Based on these promising preliminary measurements, we expect more interesting effects on the AHE of the bilayer ternary TI/MTI samples by the application of circularly polarized light with different wavelengths and power densities. It is a pity that we could not conduct more photo-assisted transport measurements due to the lockdown of the labs in the past few months. Future in-depth studies of these phenomena should yield very interesting results.
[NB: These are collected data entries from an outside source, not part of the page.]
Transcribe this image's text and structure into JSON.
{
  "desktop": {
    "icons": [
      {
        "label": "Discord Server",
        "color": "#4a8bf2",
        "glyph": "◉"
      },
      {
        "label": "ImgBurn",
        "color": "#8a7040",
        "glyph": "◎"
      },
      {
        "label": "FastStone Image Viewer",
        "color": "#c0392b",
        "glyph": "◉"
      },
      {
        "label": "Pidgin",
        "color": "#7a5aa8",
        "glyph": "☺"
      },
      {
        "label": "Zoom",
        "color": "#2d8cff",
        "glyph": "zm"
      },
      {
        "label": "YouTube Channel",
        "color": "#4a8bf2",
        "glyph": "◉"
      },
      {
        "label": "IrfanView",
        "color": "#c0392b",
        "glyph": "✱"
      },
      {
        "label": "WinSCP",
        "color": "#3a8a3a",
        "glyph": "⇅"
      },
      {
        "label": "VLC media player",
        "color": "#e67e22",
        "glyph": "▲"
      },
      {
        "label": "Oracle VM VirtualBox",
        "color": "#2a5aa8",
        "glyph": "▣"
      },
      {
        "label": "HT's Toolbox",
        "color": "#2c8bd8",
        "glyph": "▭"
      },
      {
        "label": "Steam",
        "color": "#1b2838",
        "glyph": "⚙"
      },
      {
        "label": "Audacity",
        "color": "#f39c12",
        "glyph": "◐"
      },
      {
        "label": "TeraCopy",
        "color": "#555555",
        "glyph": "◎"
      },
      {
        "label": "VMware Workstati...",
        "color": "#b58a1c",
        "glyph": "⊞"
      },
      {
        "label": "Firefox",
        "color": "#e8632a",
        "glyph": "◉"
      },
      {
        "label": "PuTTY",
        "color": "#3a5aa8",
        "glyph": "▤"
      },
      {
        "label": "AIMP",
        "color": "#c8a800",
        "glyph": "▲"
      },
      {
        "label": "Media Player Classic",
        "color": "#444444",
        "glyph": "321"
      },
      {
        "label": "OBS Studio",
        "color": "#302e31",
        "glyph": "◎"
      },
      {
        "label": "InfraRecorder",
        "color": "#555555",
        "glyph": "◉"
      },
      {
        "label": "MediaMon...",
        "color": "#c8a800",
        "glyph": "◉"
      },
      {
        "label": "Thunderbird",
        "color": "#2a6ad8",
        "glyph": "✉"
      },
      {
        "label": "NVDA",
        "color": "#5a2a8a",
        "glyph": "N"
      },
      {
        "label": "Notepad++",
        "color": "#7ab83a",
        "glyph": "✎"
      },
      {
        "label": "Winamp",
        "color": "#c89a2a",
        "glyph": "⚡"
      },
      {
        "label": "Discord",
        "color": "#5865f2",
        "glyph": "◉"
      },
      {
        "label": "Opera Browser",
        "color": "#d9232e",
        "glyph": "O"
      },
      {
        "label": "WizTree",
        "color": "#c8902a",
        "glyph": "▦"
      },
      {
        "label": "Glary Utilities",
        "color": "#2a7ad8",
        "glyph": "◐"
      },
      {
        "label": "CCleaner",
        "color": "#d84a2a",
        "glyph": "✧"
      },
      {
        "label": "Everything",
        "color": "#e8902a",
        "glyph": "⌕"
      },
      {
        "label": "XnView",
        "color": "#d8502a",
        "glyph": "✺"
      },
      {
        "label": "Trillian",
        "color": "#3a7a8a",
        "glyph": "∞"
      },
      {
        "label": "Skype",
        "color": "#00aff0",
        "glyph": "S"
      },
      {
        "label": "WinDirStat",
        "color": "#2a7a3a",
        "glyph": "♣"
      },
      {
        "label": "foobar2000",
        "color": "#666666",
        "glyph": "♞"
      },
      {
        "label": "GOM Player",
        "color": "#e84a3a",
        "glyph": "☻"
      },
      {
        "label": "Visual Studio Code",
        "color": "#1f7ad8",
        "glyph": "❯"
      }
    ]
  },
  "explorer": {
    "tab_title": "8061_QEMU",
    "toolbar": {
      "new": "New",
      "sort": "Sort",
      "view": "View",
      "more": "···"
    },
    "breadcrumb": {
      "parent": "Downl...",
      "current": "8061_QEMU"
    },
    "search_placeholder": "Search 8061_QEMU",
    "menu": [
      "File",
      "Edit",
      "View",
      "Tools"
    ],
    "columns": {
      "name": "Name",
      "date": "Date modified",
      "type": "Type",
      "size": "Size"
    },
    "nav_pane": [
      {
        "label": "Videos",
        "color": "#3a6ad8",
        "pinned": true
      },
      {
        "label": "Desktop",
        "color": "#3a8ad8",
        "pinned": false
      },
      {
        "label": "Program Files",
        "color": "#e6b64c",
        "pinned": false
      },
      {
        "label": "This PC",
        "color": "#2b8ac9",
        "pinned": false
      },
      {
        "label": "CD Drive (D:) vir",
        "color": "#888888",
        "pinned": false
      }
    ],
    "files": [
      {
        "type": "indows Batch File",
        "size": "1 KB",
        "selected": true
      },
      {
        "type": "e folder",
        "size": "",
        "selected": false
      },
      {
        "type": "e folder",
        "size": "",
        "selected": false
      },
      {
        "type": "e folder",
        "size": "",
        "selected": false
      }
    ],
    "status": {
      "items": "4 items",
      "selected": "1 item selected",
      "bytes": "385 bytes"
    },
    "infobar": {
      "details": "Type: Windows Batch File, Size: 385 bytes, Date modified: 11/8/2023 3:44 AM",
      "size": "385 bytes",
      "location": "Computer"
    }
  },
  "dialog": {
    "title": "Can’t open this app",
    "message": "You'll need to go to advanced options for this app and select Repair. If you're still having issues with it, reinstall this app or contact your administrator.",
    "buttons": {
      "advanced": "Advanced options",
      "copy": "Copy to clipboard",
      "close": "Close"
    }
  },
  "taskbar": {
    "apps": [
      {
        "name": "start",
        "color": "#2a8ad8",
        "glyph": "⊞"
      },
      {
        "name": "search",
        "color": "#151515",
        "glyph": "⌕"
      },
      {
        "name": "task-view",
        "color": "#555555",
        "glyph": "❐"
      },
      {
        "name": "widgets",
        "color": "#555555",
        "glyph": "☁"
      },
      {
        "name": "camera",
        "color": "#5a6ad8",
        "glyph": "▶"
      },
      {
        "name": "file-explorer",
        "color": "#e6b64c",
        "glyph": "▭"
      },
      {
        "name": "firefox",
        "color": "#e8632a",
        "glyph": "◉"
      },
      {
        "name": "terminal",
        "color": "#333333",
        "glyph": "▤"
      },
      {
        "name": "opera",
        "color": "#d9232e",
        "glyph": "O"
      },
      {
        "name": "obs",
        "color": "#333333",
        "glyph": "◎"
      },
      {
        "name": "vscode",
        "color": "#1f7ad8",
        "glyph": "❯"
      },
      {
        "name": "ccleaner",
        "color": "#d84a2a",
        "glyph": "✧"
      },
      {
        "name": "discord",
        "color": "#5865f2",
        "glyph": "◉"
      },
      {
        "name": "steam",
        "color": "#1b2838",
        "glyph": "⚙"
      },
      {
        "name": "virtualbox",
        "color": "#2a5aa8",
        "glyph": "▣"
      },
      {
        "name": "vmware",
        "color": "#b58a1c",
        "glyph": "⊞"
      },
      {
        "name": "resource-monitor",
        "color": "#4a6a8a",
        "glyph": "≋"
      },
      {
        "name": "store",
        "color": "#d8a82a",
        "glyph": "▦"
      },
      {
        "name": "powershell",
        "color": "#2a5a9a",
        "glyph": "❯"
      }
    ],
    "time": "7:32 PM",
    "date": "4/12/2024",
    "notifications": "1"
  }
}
Figure 4.18: (a) Rxy vs. B with and without circularly polarized light. (b) Coercive field vs. T with and without circularly polarized light.

4.3.2 Effect of circularly polarized light on a monolayer (0+6)-10% MTI

We did the field sweep measurement on monolayer 6QL-10% ternary MTI at 2 K and 10 K.

At 2 K, Rxx vs. B shows a strong weak localization, which is consistent with (1+6)-10%

ternary TI/MTI. Rxy vs. B also shows a strong hysteresis loop. At 10 K, hysteresis nearly disappears for both Rxx and Rxy vs. B. However, it shows a very strong weak localization. In contrast, at charge neutrality point 13 K for (3+6)-10% ternary TI/MTI, Rxx vs. B shows weak

antilocalization. Further studies of field sweeps of (0+6)-10% MTI and (1+6)-10%

TI/MTI at higher temperatures to see if the hysteresis is indeed closed or only due to the charge neutrality. It is also interesting to see if weak antilocalization will show up at higher temperatures.

Figure 4.19 Circularly polarized light effect on 6-QL 10% ternary MTI. (a) Rxx vs. B at 2 K. (b) Rxy vs. B at 2 K. (c) Rxx vs. B at 10 K. (d) Rxy vs. B at 10 K

Unlike (3+6)-10% ternary TI/MTI, circularly polarized light seems to have a negative effect on a monolayer (0+6)-10% MTI at T = 2 K. Both Rxx and |Rxy| decrease when the circularly polarized light is applied. At 10 K, though, the light seems to enhance the Rxx vs. B a little.

The low-temperature decrease in Rxx under light may be attributed to light-induced excess

photo-carriers in the MTI, which were theoretically predicted to causes structural distortions that suppressed the FM coupling between neighboring Cr ions, leading to suppression in |Rxy| as observed experimentally. However, detailed studies of field sweeps at different temperatures both with and without light will be necessary to fully understand the interplay of photo-induced carrier densities and spin alignment by circularly polarized light.